A beautiful gallery of Katherine Hattam’s artwork, an amalgamation of photography and printmaking, is preceded by a passionate introduction by Nadiah Abdulrahim. Finally, three distinct memoirs finish this extensive, varied magazine. "Unemployed at Last, Again" (Chris Wallace-Crabbe) is a delightful journey of memory woven together with the author’s poetry. Readers are sure to be chilled by the accounts of violence and torture in the field of psychiatry brought to light by "A Visit to the Madhouse" (Sophie Quick).
But the final memoir is certainly most moving and haunting of all, at least for this reader. It details the account of a guard put in charge of a hospitalized prisoner, known to him simply as Jimmy. Due to gross racism and misunderstanding of Aboriginal culture, a simple biopsy of a growth on Jimmy’s groin turned into a full removal of all his genitals without any consultation or permission from the patient. In a concise, gently accusatory tale, author Roderick St. George managed to heat my blood with anger at the plight of a man humiliated and maimed simply because his surgeon assumed he couldn’t speak English.
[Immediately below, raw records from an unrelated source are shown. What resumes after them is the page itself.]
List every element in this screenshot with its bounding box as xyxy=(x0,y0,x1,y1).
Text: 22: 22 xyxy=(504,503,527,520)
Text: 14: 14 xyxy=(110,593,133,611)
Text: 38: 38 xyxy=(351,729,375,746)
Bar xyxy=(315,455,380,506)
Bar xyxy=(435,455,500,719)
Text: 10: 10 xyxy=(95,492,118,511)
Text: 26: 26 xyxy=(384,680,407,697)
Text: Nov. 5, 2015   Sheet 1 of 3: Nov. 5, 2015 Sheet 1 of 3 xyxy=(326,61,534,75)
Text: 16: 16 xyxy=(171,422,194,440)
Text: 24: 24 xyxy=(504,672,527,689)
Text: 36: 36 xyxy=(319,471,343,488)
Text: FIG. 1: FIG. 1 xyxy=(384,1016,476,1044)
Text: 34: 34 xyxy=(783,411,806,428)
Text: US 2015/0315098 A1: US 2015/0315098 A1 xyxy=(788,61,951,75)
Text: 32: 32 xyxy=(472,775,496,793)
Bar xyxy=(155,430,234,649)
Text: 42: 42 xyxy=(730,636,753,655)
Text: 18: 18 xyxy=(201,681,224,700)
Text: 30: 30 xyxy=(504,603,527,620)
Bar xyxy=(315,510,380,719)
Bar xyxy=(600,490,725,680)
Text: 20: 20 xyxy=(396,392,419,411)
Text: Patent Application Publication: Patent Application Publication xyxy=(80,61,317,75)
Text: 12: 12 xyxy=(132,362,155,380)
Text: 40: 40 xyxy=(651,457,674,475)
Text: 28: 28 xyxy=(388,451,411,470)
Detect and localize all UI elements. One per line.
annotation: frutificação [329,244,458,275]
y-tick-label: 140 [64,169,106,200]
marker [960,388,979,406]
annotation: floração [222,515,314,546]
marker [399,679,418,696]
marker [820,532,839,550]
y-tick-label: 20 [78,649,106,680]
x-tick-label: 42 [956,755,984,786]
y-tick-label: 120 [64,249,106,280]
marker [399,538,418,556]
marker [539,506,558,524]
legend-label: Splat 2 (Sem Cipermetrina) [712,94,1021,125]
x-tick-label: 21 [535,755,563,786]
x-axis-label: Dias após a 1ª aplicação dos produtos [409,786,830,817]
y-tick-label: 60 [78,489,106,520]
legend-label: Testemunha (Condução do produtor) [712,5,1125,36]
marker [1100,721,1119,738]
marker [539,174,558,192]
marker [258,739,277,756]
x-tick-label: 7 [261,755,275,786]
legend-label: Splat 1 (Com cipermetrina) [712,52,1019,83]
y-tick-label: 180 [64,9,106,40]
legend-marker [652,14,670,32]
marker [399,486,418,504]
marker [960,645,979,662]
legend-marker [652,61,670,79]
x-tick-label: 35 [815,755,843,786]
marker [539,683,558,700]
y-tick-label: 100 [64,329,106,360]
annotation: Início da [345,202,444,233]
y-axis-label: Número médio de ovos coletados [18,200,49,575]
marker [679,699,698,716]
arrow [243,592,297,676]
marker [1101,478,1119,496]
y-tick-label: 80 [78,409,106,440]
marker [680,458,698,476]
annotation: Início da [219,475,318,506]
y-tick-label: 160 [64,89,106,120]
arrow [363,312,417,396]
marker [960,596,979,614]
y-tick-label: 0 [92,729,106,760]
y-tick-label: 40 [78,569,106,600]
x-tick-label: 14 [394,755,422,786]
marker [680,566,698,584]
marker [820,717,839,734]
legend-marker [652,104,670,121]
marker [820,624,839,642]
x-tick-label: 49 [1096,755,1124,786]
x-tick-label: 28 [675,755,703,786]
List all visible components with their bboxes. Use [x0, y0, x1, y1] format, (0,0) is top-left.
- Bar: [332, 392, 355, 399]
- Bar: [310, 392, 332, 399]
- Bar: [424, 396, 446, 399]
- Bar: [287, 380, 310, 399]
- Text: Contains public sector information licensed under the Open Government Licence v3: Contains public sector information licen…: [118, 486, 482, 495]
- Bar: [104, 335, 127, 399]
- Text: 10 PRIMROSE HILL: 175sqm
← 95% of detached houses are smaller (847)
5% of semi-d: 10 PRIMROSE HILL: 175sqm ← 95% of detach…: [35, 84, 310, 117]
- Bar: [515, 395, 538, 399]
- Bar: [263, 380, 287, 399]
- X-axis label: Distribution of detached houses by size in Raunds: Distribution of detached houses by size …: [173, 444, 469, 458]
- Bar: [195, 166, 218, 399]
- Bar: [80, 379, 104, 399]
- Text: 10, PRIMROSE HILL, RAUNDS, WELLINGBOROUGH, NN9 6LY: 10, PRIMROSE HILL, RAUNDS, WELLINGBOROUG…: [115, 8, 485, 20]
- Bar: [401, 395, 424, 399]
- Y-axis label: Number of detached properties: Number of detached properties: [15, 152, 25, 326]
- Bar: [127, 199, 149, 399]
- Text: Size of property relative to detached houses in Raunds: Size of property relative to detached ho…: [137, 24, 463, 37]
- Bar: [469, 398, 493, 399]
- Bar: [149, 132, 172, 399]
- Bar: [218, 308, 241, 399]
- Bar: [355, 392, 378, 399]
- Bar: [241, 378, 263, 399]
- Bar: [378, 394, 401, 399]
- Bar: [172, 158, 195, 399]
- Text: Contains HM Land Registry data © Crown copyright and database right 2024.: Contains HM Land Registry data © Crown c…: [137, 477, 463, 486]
Meanjin Volume 73 accomplishes many things, but for me its greatest strengths are clear: the characters throughout are memorable, the poetry is accessible and full of lyricism, and the non-fiction is written with passionate abandon. Written with the utmost intelligence and skill, it seems to me that the most likely audience is academics and those who are hungry for brilliant writing. It invites authors from all walks of life, in all stages of their careers, and gives them a platform to say what they want to say, as long as they do it well. And isn’t that what literature is all about, anyway?